Vue sur le Monastère de Mar Behnam, après l'EI. © REUTERS

Des chrétiens d’Irak réinvestissent leur monastère saccagé par l’EI

Le Vif

Devant l’autel détruit, le père Charbel Issou écarte les bras, paumes vers le ciel, et entame sa prière devant une pieuse assemblée de combattants irakiens, kalachnikov en bandoulière.

« Notre Père qui êtes aux cieux, que ton nom soit sanctifié, que ton règne vienne », chantent-ils. Sur le mur d’en face, un graffiti proclame en lettres noires: « Allahu Akbar (Dieu est grand) ».

Il y a quelques jours, les troupes pro-gouvernementales ont repris le monastère syriaque catholique de Mar Behnam aux jihadistes du groupe Etat islamique (EI), qui en avaient le contrôle depuis plus de deux ans.

Bas-reliefs brisés, statue de la Vierge Marie décapitée… A leur arrivée les islamistes radicaux ont chassé les moines et mis à sac l’édifice chrétien, construit au IVe siècle après J.-C. à 30 km de Mossoul (nord), où les troupes irakiennes ont engagé mi-octobre une vaste offensive contre l’EI.
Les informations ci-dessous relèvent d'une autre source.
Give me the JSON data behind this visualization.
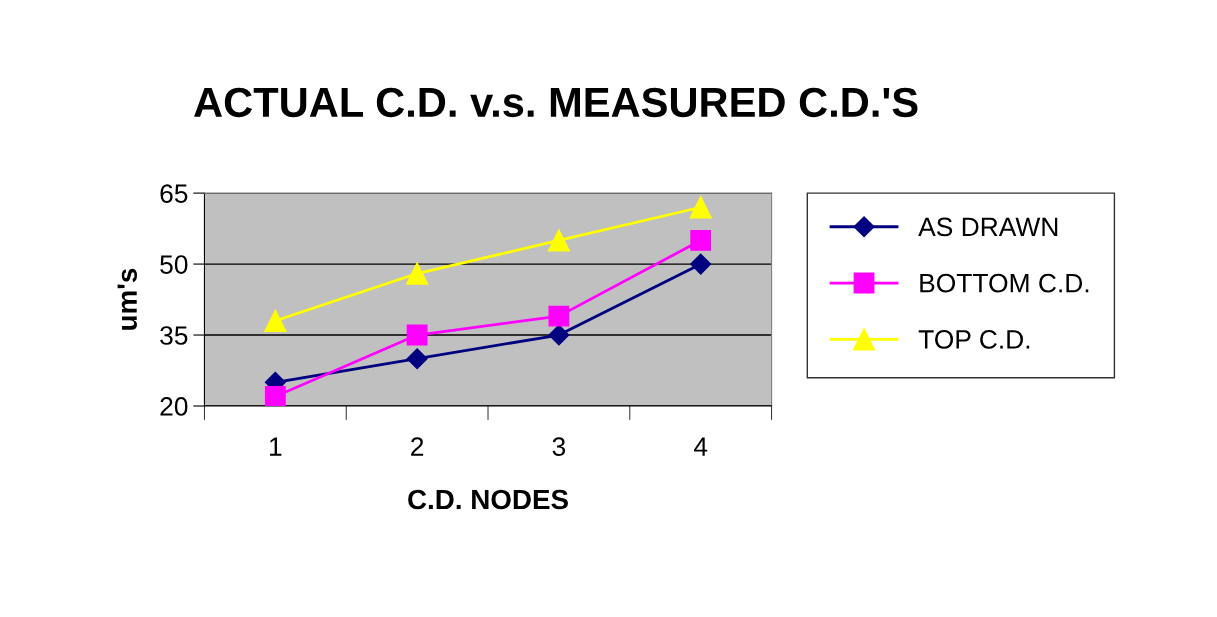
{
  "chart_data": {
    "type": "line",
    "title": "ACTUAL C.D. v.s. MEASURED C.D.'S",
    "xlabel": "C.D. NODES",
    "ylabel": "um's",
    "categories": [
      "1",
      "2",
      "3",
      "4"
    ],
    "series": [
      {
        "name": "AS DRAWN",
        "color": "#000080",
        "marker": "diamond",
        "values": [
          25,
          30,
          35,
          50
        ]
      },
      {
        "name": "BOTTOM C.D.",
        "color": "#ff00ff",
        "marker": "square",
        "values": [
          22,
          35,
          39,
          55
        ]
      },
      {
        "name": "TOP C.D.",
        "color": "#ffff00",
        "marker": "triangle",
        "values": [
          38,
          48,
          55,
          62
        ]
      }
    ],
    "ylim": [
      20,
      65
    ],
    "yticks": [
      20,
      35,
      50,
      65
    ],
    "grid": "y",
    "legend": "right"
  }
}
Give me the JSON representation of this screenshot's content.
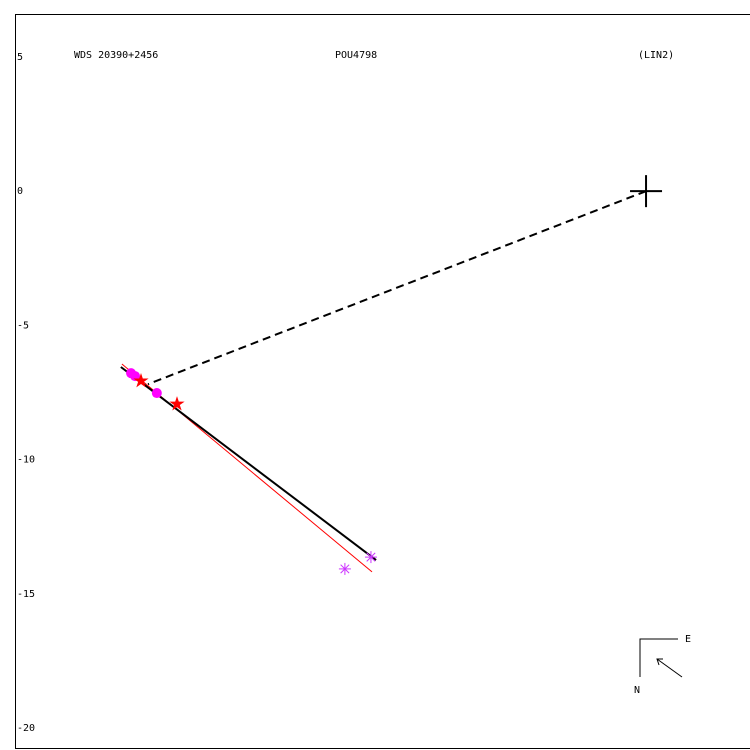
{
  "chart_data": {
    "type": "scatter",
    "title": "WDS 20390+2456",
    "subtitle": "POU4798",
    "note": "(LIN2)",
    "compass": {
      "east": "E",
      "north": "N"
    },
    "xlim": [
      -23.49,
      3.87
    ],
    "ylim": [
      -20.74,
      6.56
    ],
    "yticks": [
      5,
      0,
      -5,
      -10,
      -15,
      -20
    ],
    "series": [
      {
        "mode": "line",
        "dash": false,
        "color": "#ff0000",
        "width": 1,
        "x": [
          -19.51,
          -10.2
        ],
        "y": [
          -6.44,
          -14.18
        ]
      },
      {
        "mode": "line",
        "dash": false,
        "color": "#000000",
        "width": 2,
        "x": [
          -19.55,
          -10.05
        ],
        "y": [
          -6.55,
          -13.74
        ]
      },
      {
        "mode": "line",
        "dash": true,
        "color": "#000000",
        "width": 2,
        "x": [
          0,
          -18.54
        ],
        "y": [
          0,
          -7.19
        ]
      },
      {
        "mode": "markers",
        "marker": "cross",
        "color": "#000000",
        "x": [
          0
        ],
        "y": [
          0
        ]
      },
      {
        "mode": "markers",
        "marker": "circle",
        "color": "#ff00ff",
        "x": [
          -19.17,
          -19.02,
          -18.21
        ],
        "y": [
          -6.78,
          -6.89,
          -7.52
        ]
      },
      {
        "mode": "markers",
        "marker": "star",
        "color": "#ff0000",
        "x": [
          -18.8,
          -17.46
        ],
        "y": [
          -7.07,
          -7.93
        ]
      },
      {
        "mode": "markers",
        "marker": "asterisk",
        "color": "#cc33ff",
        "x": [
          -11.21,
          -10.24
        ],
        "y": [
          -14.07,
          -13.63
        ]
      }
    ]
  }
}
« Je suis à la fois heureux et triste », soupire Charbel Issou, l’ancien responsable du monastère en redécouvrant pour le première fois les lieux qu’il avait dû abandonner. « Je suis content de revenir sur ce lieu saint où j’ai passé un an et demi. Mais en même temps, je suis attristé de le voir dans cet état, démoli. Ca me fait mal au coeur », confie-t-il.

Devant le monastère, l’un des lieux de culte les plus anciens et les plus vénérés du christianisme en Irak, un tas de gravats gît sur l’ancien emplacement des tombes de Mar Behnam – un saint syriaque qui a donné son nom au monastère – et de sa soeur Sarah.

Brigade de Babylone

En 2015, les jihadistes ont mis en ligne une vidéo les montrant en train de dynamiter les sépultures, dont il ne reste presque plus rien.

Un acte de vandalisme parmi d’autres commis par les hommes de l’EI dans la région. Du site assyrien de Nimrod en passant par les plus beaux temples de la cité greco-romaine de Palmyre, en Syrie voisine, les extrémistes sunnites ont détruit d’innombrables biens culturels sur leur passage.

Lorsque les jihadistes ont envahi la plaine de Ninive dans le nord de l’Irak en 2014, ils ont laissé trois options aux chrétiens: se convertir, payer une taxe ou ou mourir. Environ 120.000 d’entre eux ont pris la fuite. Et il ne sera pas aisé de reconstituer leur communauté, prévient le père Issou.

« Vous devriez voir leurs maisons, souffle-t-i. La moitié d’entre elles ont été réduites en cendres ».

Les persécutions de l’EI sont les dernières d’une longue série visant la minorité chrétienne en Irak, régulièrement attaquée depuis 2003 et la chute de Saddam Hussein. Avant l’invasion américaine, plus d’un million de chrétiens vivaient dans le pays. Ils ne seraient plus aujourd’hui que 350.000, dont la moitié dans la province de Ninive, dont Mossoul est le chef-lieu.

Aujourd’hui le père Issou est escorté par des miliciens lourdement armés, croix pendant au cou ou tatouée sur le bras: ce sont des membres des « Brigades de Babylone », formées par des chrétiens d’Irak pour affronter l’EI.

Ils se battent sous la bannière du Hachd al-Chaabi, les Unités de Mobilisation populaire, une coalition de groupes paramilitaires à majorité chiite à qui le gouvernement irakien a fait appel après la déroute de ses forces face aux jihadistes.

« Nous avons démontré qu’il était possible de reconquérir cet endroit malgré notre petit nombre: ce qu’il faut c’est la foi », lance le colonel Dhafer Luis, en appelant ses compatriotes chrétiens à revenir occuper leurs terres.